Joseph A. Rigotti

Two decades after taking over the family cheese shop on 9th Street, cousins Bill and Emilio Mignucci have turned Di Bruno Bros. into a $20 million foodie empire. For their next trick: saving the Italian market

The fact is, this place has always been a platform for new immigrants grasping for a toehold in America. And though the embarkation points have changed from Naples to Saigon to Puebla, the striving speaks the same language. There are whispers that some of the established Italians don’t like the Mexican newcomers. “That’s asinine,” says one of the younger Italian-American shop owners. “When I look at the Mexicans now, I see my Italian grandparents.”

Standing amid this street-level swirl of stasis and change, Emilio Mignucci seems right at home. He’s become the unofficial mayor of 9th Street, having been elected to the presidency of the market’s merchants’ association, which he helped revive after a period of dormancy.
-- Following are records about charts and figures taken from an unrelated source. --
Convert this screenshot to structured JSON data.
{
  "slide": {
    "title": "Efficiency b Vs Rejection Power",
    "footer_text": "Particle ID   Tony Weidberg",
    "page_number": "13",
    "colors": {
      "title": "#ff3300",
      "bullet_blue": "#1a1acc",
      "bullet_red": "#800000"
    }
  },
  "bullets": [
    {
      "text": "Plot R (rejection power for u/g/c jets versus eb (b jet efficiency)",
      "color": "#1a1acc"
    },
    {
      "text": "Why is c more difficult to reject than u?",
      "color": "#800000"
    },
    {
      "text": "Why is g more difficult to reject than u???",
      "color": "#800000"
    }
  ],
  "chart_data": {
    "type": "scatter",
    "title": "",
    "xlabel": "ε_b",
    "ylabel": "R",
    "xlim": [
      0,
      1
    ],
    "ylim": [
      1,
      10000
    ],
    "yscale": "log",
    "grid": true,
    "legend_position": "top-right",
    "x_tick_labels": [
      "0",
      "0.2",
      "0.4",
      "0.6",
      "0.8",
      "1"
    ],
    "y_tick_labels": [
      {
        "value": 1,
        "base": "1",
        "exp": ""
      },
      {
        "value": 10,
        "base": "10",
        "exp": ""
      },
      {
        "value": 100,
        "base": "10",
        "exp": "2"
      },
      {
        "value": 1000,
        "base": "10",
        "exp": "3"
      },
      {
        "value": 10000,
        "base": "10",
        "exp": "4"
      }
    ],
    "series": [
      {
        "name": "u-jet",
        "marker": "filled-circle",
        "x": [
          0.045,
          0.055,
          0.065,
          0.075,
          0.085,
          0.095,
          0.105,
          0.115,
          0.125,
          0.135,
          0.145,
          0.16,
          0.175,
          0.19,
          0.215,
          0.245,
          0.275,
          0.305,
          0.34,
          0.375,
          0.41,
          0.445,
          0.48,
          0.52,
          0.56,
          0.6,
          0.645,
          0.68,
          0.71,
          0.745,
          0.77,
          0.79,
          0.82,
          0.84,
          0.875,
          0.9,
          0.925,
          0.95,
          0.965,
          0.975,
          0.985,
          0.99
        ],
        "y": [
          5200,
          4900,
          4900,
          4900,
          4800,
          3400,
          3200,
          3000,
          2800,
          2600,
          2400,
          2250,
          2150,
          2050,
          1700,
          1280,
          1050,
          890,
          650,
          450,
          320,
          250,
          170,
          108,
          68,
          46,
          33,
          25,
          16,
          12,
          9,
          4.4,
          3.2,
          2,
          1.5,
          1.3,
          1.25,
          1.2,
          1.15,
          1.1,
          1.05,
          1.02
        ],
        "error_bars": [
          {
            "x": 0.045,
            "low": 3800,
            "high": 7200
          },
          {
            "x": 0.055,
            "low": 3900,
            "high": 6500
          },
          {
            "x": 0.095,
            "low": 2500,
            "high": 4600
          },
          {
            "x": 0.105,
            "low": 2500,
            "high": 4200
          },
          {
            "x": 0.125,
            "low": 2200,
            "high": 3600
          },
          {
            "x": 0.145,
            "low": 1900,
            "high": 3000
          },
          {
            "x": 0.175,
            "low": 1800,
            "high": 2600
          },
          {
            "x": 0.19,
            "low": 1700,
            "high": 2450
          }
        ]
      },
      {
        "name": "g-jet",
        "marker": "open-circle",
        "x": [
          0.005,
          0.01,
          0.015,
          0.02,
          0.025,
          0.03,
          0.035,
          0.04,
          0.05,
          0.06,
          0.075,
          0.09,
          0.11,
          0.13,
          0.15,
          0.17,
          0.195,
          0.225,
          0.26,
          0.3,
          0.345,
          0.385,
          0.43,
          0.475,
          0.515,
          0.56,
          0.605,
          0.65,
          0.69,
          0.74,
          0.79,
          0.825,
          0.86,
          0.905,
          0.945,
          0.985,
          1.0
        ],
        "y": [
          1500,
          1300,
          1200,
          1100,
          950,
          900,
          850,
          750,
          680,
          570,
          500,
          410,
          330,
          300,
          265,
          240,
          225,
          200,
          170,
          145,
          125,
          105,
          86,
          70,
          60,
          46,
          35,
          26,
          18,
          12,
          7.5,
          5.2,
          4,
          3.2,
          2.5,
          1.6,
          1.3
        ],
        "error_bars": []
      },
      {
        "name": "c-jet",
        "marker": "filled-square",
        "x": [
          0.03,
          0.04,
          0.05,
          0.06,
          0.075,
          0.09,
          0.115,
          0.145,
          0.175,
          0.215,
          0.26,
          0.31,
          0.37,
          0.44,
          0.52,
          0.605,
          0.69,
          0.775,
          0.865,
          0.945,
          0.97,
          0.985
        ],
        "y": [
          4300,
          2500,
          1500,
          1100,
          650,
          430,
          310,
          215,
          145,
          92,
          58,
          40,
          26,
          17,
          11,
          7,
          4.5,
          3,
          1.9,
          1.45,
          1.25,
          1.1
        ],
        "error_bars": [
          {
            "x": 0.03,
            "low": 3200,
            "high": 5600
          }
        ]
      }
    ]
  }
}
Emilio was born a block away, walked to the St. Paul Catholic school through this corridor, started working at an outdoor produce stand when he was 12. That he insists on being back here at the store every Saturday sometimes frustrates his wife, who grew up here, too. “You work every damn day,” she tells him. “Can’t you take Saturday off?” “Why would I do that?” Emilio says. “All my life I’ve worked Saturday, since when I was a kid and worked in the stands. What do you mean, take off on a Saturday? What would I do?”

Today, business is slow, so Emilio can step away from the shop and give a tour. First stop, the little locked-up corner sandwich shop they called Di Bruno Bros. Pronto, for which he’s finally secured a liquor license and which he wants to turn into an osteria with a sidewalk café. He’s looking for a restaurateur to partner with, and the name Vetri pops up several times. (Marc Vetri calls the Mignucci cousins “great guys,” but says he is busy elsewhere right now.)

As Emilio talks, an old man slips on an icy sidewalk, and Emilio, in mayor mode, hustles across the street to help him up. The man is okay; Emilio pulls him upright, brushes him off and sets him on his way. Then he trades jibes with an outdoor produce vendor nearby.

“You in a good mood today?” Emilio shouts.

“Why not?” the man replies. “I don’t have any money, so there’s nothin’ to worry about.”

“I’d introduce you to him,” Emilio says, “but he’d probably say bad things about me.”

Emilio strolls into a cozy, bustling coffee shop owned by his friend Anthony Anastasio, a fourth-generation shopkeeper (this coffee shop was once his grandfather’s produce store) who was one of Emilio’s cohorts in recently waking the dormant South 9th Street Business Men’s Association. Emilio got the merchants back together again in 2005 simply to revive the annual Italian festival that he remembered so fondly from his childhood, with thousands of people cramming the streets, the statues of the saints from the local parish paraded through, and food and bands and a greased-pole-climbing contest.